Mis labios rojos y pequeños se encuentran cerrados, apenas dibujando una mueca, una sonrisa que hace juego con mis ojos, una sonrisa de complicidad, de burla, cínica, pues así sentada como aquí me ves, enclaustrada, logré contaminar con mis letras e ingenio mentes hasta el otro lado del océano. Esto fue posible algunas veces gracias a ti, a tu gran labor, y otras gracias a la traición y envidia de mis enemigos, como la famosa carta a la que han nombrado Atenagórica; fue tanto mi derroche de erudición en este documento, que es considerada digna de la sabiduría de Minerva.

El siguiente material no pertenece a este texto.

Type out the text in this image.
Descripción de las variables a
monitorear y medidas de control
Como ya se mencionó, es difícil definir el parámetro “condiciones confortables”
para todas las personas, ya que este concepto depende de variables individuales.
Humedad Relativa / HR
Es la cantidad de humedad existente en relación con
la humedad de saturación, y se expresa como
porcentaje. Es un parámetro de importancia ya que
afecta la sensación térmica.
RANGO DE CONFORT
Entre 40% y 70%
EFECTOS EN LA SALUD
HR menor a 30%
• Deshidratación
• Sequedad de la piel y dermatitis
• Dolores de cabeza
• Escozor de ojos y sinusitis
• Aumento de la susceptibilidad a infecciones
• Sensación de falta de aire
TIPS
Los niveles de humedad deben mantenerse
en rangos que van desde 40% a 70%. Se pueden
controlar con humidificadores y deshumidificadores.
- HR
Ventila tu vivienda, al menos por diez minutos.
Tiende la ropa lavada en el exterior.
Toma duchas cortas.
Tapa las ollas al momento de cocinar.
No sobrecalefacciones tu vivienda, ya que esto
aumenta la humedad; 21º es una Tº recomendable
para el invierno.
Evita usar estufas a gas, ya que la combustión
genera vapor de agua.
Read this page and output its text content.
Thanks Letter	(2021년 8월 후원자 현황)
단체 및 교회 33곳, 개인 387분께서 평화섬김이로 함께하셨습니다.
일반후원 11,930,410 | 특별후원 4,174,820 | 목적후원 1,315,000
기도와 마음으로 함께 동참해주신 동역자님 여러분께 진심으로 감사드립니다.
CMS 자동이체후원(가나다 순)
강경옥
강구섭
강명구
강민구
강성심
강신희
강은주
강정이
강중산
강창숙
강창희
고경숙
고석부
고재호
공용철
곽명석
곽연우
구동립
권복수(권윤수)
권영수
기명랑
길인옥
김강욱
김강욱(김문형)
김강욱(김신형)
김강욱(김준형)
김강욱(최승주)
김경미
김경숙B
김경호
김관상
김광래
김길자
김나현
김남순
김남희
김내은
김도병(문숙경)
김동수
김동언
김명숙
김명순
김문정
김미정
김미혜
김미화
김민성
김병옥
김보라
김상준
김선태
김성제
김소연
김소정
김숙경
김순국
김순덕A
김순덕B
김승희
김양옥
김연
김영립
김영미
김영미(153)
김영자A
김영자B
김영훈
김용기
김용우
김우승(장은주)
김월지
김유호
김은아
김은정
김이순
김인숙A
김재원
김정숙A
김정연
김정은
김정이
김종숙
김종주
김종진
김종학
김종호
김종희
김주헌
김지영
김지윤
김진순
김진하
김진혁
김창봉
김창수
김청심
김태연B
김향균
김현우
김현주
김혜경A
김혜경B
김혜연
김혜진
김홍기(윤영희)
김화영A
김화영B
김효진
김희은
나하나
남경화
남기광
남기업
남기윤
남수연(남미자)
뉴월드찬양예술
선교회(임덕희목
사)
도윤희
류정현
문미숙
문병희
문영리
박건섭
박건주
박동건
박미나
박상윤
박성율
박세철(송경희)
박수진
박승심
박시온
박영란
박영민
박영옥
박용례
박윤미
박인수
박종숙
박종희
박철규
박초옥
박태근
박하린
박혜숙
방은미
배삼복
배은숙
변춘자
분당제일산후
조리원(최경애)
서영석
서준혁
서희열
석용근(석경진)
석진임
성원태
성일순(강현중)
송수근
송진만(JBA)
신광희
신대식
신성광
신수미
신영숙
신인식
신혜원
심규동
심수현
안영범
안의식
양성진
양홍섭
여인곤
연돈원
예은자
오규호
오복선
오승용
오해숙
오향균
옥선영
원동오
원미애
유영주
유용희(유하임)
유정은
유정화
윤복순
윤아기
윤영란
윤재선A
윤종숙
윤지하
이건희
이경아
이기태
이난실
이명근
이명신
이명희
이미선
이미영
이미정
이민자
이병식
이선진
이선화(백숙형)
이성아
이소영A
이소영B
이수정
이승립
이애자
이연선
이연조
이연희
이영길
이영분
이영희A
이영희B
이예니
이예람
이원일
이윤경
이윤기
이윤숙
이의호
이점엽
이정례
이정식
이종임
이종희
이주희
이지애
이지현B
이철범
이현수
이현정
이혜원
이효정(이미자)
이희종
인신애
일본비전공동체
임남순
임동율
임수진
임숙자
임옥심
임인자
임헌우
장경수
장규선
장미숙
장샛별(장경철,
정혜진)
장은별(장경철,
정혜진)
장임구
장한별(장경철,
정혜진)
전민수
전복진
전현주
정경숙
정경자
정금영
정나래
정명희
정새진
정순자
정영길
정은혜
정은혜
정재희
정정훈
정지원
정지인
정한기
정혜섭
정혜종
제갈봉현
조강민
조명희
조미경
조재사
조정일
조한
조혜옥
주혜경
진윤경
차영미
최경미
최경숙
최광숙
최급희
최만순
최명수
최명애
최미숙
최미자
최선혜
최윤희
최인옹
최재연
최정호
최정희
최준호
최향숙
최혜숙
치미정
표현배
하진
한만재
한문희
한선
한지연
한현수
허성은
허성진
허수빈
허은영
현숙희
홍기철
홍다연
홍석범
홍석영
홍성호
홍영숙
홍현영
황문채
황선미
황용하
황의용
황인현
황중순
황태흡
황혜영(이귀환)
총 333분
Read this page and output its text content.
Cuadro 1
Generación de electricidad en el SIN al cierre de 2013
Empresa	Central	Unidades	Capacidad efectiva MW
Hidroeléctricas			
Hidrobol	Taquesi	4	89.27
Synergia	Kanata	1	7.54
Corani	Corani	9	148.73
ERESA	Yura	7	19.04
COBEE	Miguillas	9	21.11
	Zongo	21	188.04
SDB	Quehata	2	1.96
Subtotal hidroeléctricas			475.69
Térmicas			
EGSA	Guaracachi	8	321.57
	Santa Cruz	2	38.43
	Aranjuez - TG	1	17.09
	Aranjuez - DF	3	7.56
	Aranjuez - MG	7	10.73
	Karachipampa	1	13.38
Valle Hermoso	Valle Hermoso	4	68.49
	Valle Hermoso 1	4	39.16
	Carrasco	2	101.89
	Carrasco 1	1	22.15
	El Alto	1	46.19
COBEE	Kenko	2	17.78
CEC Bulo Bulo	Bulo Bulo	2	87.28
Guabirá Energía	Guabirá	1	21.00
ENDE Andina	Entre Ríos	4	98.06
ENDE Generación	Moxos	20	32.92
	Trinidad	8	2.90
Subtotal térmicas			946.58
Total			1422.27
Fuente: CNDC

Sor Filotea de la Cruz, otro falso, enfermo y reprimido personaje que, a la menor provocación, con un mínimo pretexto adoptó el sexo femenino mudando su nombre por uno de mujer. Aquel que publicó mi carta: don Manuel Fernández de Santa Cruz. De la puñalada que este sujeto me clavó por la espalda no me pudo librar ni el inmenso escapulario de mi hábito. La publicación de esta carta ahora es mi honra, pero fue mi perdición.
Y de este hecho en adelante, se vieron aun más acorralados mis talentos y perseguidos mis razonamientos. Vendí mi alma no al diablo, sino a Dios, al consagrarme definitivamente a su divina gracia. Me salió más caro con el sí que no se puede negociar, te pide el pago por adelantado. A nadie se lo recomiendo, no es un buen trato. Al despojarme de mis libros me arrebató el alma, pero no la vida, y aquí estoy muy a su pesar, una vez más seduciéndote y corrompiendo tu mente.
¡Al fin, mi señora! ¿Qué os parece? Está terminado como terminada también está mi obra en este lugar. Contémplame inmortalizada una vez más y ahora ¡despierta, señora! Despierta de este maldito letargo en el que te encuentras.
Una horrible sensación se apoderó del cuerpo de la ex virreina, su corazón comenzó a latir con fuerza al ver cómo la imagen de Juana se distorsionaba por completo y sus ojos se tornaban rojos, de la nada se encendieron, y el fuego consumió rápidamente el retrato reduciéndolo a cenizas; de ellas emanó la intensa llama de un fulgor dorado casi segador. La portentosa llama comenzó a tomar la forma de un ave. ¡Era hermosa! Desgarrador fue el piar que emitió, que la hizo despertar de un sobresalto.
La habitación estaba oscura, solamente una vela alumbraba a media luz el retrato que Sor Juana le había regalado en aquella despedida y que colgaba en una de las paredes que daba frente a su cama, desde ahí la monja la observaba.
“¡Ha muerto!, Juana ha muerto.” repetía consternada doña María Luisa.